Monday, August 3, 2015

Businesses Missing the Point (and why quality comes before cool)

In a shopping outing this weekend, I realized--in what's probably no surprise to anyone--that the store's upper management had completely missed the point of today's technology.

If anyone has been navigating the world of wedding registries lately, you probably have seen new, different types of registries such as Zola, which are designed to let you gather all your registered items into one place online, and to let you register for nontraditional items such as camping gear and Etsy-shop items. The idea is that all your registries can be in one place, conveniently, and you can add small-store items to support local businesses, too.

It's not surprising that big-box stores don't want to share the business. But when the poor shopkeeper had to explain to me that her store's registry system was deliberately designed to be incompatible with these systems ("oh, but let me show you this need app that you put on your phone; just scan any of our products to add it to the system!"), I couldn't help but feel embarrassed for her. It wasn't her fault. She hadn't decided to create a deliberately inconvenient system and spruce it up with all sorts of apps and techno-gadgets.

But the fact of the matter is, the store had completely missed the point of the modern shopping experience. It's not about fancy scanning apps or being able to check your registry on your smartphone. What I really want is convenience and options. And that store couldn't give it to me.

It's really easy to get caught up in the toys and tricks and apps and nifty gadgets and marketing programs and hashtags when we're making any kind of advertising. We feel cool. We feel relevant. But at the same time, it's also easy to get so lost in these things that we entirely miss the point of what the consumer wants. And somehow, with state-of-the-art apps and an Instagram account being followed by thousands, we still wind up being irrelevant, because we missed the point in the first place.

That happened with coupons: there were lots of great coupons; coupon-clipping became popular; companies began mass-printing coupons but they printed them for things consumers didn't want; it became too much effort to weed out the useful coupons from piles of $2 off 40-packs of men's razors; couponing has become less popular again.
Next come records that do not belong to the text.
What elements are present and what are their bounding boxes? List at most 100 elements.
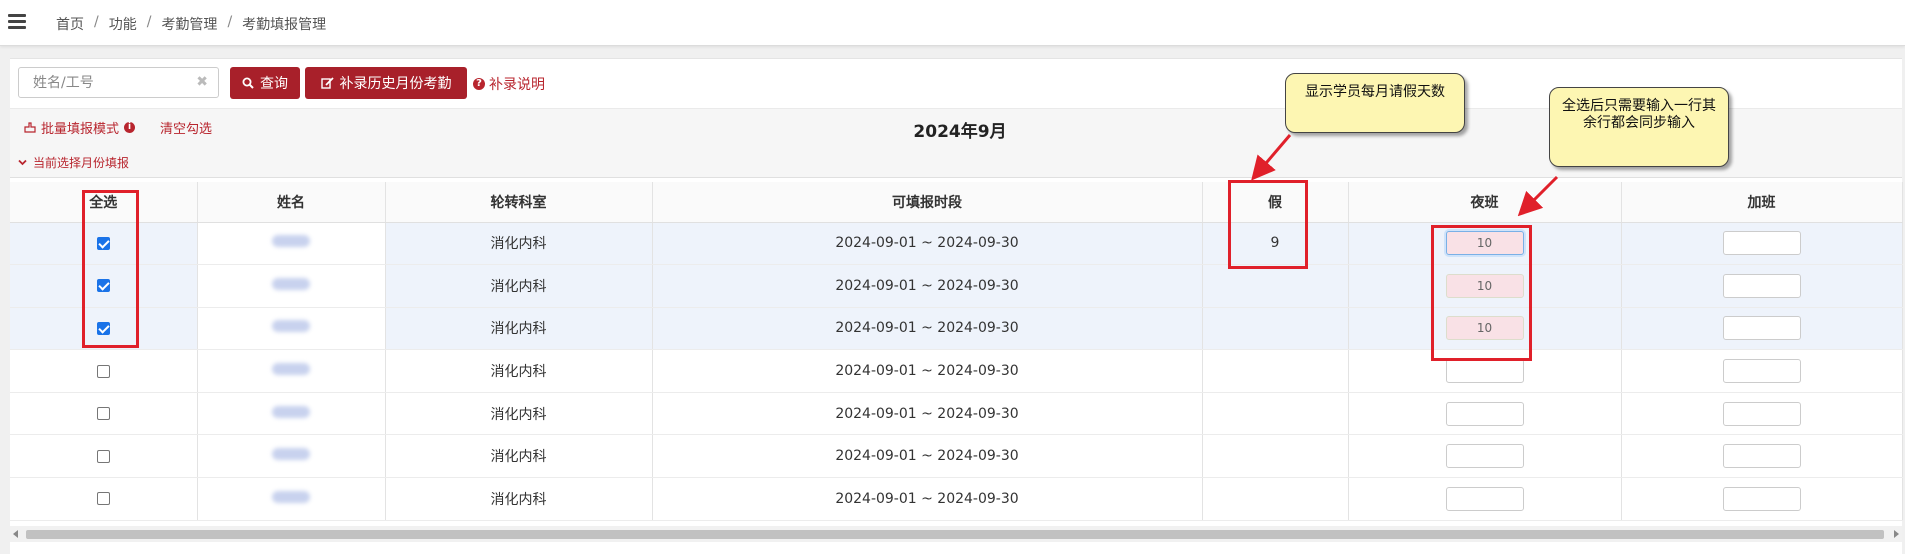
overtime-input[interactable] (1722, 444, 1801, 469)
blurred-name (272, 320, 310, 333)
overtime-input[interactable] (1722, 401, 1801, 426)
period-cell: 2024-09-01 ~ 2024-09-30 (652, 477, 1203, 521)
night-shift-cell (1348, 477, 1622, 521)
blurred-name (272, 448, 310, 461)
department-cell: 消化内科 (385, 349, 653, 393)
table-row: 消化内科 2024-09-01 ~ 2024-09-30 (10, 477, 1903, 521)
query-button-label: 查询 (260, 76, 288, 92)
clear-selection-link[interactable]: 清空勾选 (160, 118, 212, 137)
night-shift-cell (1348, 392, 1622, 436)
blurred-name (272, 277, 310, 290)
leave-highlight-box (1228, 180, 1308, 269)
blurred-name (272, 490, 310, 503)
row-checkbox[interactable] (96, 407, 110, 421)
table-row: 消化内科 2024-09-01 ~ 2024-09-30 10 (10, 264, 1903, 308)
overtime-cell (1621, 222, 1903, 266)
period-cell: 2024-09-01 ~ 2024-09-30 (652, 222, 1203, 266)
batch-mode-link[interactable]: 批量填报模式 i (24, 118, 136, 137)
name-cell (197, 477, 386, 521)
hamburger-menu-icon[interactable] (8, 14, 26, 30)
search-box: ✖ (18, 67, 219, 98)
table-row: 消化内科 2024-09-01 ~ 2024-09-30 10 (10, 307, 1903, 351)
overtime-header: 加班 (1621, 182, 1903, 223)
month-title: 2024年9月 (913, 122, 1007, 142)
department-cell: 消化内科 (385, 392, 653, 436)
night-shift-input[interactable] (1445, 359, 1524, 384)
period-cell: 2024-09-01 ~ 2024-09-30 (652, 434, 1203, 479)
row-select-cell (10, 392, 198, 436)
row-select-cell (10, 434, 198, 479)
blurred-name (272, 235, 310, 248)
table-row: 消化内科 2024-09-01 ~ 2024-09-30 (10, 392, 1903, 436)
search-icon (242, 77, 254, 89)
breadcrumb-function[interactable]: 功能 (109, 14, 137, 34)
breadcrumb: 首页 / 功能 / 考勤管理 / 考勤填报管理 (56, 14, 326, 34)
help-link[interactable]: ? 补录说明 (473, 74, 545, 94)
overtime-cell (1621, 264, 1903, 308)
breadcrumb-separator: / (94, 14, 99, 30)
overtime-cell (1621, 349, 1903, 393)
overtime-cell (1621, 477, 1903, 521)
night-shift-highlight-box (1431, 225, 1532, 361)
overtime-input[interactable] (1722, 273, 1801, 298)
row-select-cell (10, 349, 198, 393)
history-attendance-button[interactable]: 补录历史月份考勤 (305, 67, 467, 99)
scroll-right-icon[interactable] (1894, 530, 1899, 538)
overtime-input[interactable] (1722, 231, 1801, 256)
question-circle-icon: ? (473, 78, 485, 90)
night-shift-input[interactable] (1445, 401, 1524, 426)
attendance-table: 全选 姓名 轮转科室 可填报时段 假 夜班 加班 消化内科 2024-09-01 … (10, 182, 1903, 521)
name-cell (197, 349, 386, 393)
leave-cell (1202, 392, 1349, 436)
leave-cell (1202, 307, 1349, 351)
breadcrumb-attendance[interactable]: 考勤管理 (161, 14, 217, 34)
breadcrumb-separator: / (227, 14, 233, 30)
breadcrumb-home[interactable]: 首页 (56, 14, 84, 34)
row-checkbox[interactable] (96, 492, 110, 506)
name-cell (197, 434, 386, 479)
batch-mode-label: 批量填报模式 (41, 122, 120, 137)
table-row: 消化内科 2024-09-01 ~ 2024-09-30 (10, 434, 1903, 479)
period-cell: 2024-09-01 ~ 2024-09-30 (652, 392, 1203, 436)
checkbox-highlight-box (82, 190, 139, 348)
search-input[interactable] (31, 68, 195, 98)
hand-pointer-icon (24, 122, 36, 133)
leave-callout: 显示学员每月请假天数 (1285, 73, 1465, 133)
top-bar: 首页 / 功能 / 考勤管理 / 考勤填报管理 (0, 0, 1905, 46)
edit-icon (320, 77, 334, 89)
name-cell (197, 222, 386, 266)
row-checkbox[interactable] (96, 449, 110, 463)
month-section-label: 当前选择月份填报 (33, 156, 130, 170)
overtime-input[interactable] (1722, 486, 1801, 511)
chevron-down-icon (18, 159, 27, 166)
row-checkbox[interactable] (96, 364, 110, 378)
month-section-toggle[interactable]: 当前选择月份填报 (18, 154, 129, 171)
table-row: 消化内科 2024-09-01 ~ 2024-09-30 9 10 (10, 222, 1903, 266)
query-button[interactable]: 查询 (230, 67, 300, 99)
clear-search-icon[interactable]: ✖ (196, 74, 208, 90)
night-shift-header: 夜班 (1348, 182, 1622, 223)
period-cell: 2024-09-01 ~ 2024-09-30 (652, 264, 1203, 308)
horizontal-scrollbar[interactable] (10, 526, 1902, 542)
overtime-cell (1621, 307, 1903, 351)
scroll-left-icon[interactable] (13, 530, 18, 538)
department-header: 轮转科室 (385, 182, 653, 223)
scrollbar-thumb[interactable] (26, 530, 1884, 539)
night-shift-input[interactable] (1445, 444, 1524, 469)
period-cell: 2024-09-01 ~ 2024-09-30 (652, 349, 1203, 393)
leave-cell (1202, 434, 1349, 479)
overtime-cell (1621, 434, 1903, 479)
leave-cell (1202, 264, 1349, 308)
overtime-input[interactable] (1722, 359, 1801, 384)
night-shift-cell (1348, 434, 1622, 479)
sync-callout: 全选后只需要输入一行其余行都会同步输入 (1549, 87, 1729, 167)
name-header: 姓名 (197, 182, 386, 223)
info-circle-icon[interactable]: i (124, 122, 136, 133)
night-shift-input[interactable] (1445, 486, 1524, 511)
period-header: 可填报时段 (652, 182, 1203, 223)
department-cell: 消化内科 (385, 307, 653, 351)
overtime-input[interactable] (1722, 316, 1801, 341)
table-row: 消化内科 2024-09-01 ~ 2024-09-30 (10, 349, 1903, 393)
help-link-label: 补录说明 (489, 77, 545, 93)
row-select-cell (10, 477, 198, 521)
Case in point: sunrise never has made
an app, but people still get up to watch it.
For stores, relevance is about making the experience more convenient, and offering more options. And it's about still offering goods worth consuming--if brand loyalty is a thing of the past, it's because quality of output had degraded. On the other hand, things that are worth buying are still being bought loyally, regardless of whether or not the company has a neat app or cool website. I've used Ghiradelli baking chocolate for as long as I've been baking awesome, rich chocolate brownies, because it's good baking chocolate; I've never bothered to see what the company offers online. What's relevant is the good product.

But what about for writers? At the end of the day, the most relevant thing we can do is write a good book. Yes, Twitter and Facebook and G+ and Instragram are fun, and they're great for connecting to readers.

But if you don't have a product worth selling, nobody's going to buy it more than once. If all you ever plan to write is one book, congratulations, you're set. Otherwise, you've missed the point.

If you want to make a career as a writer, make sure book quality comes first. We can still be cool, and we can still advertise and market and play with the gadgets, because they do help (and they are fun!). But at the end of the day--those are less important than the quality of the product. Write a book worth reading. Because that's what the consumers really want.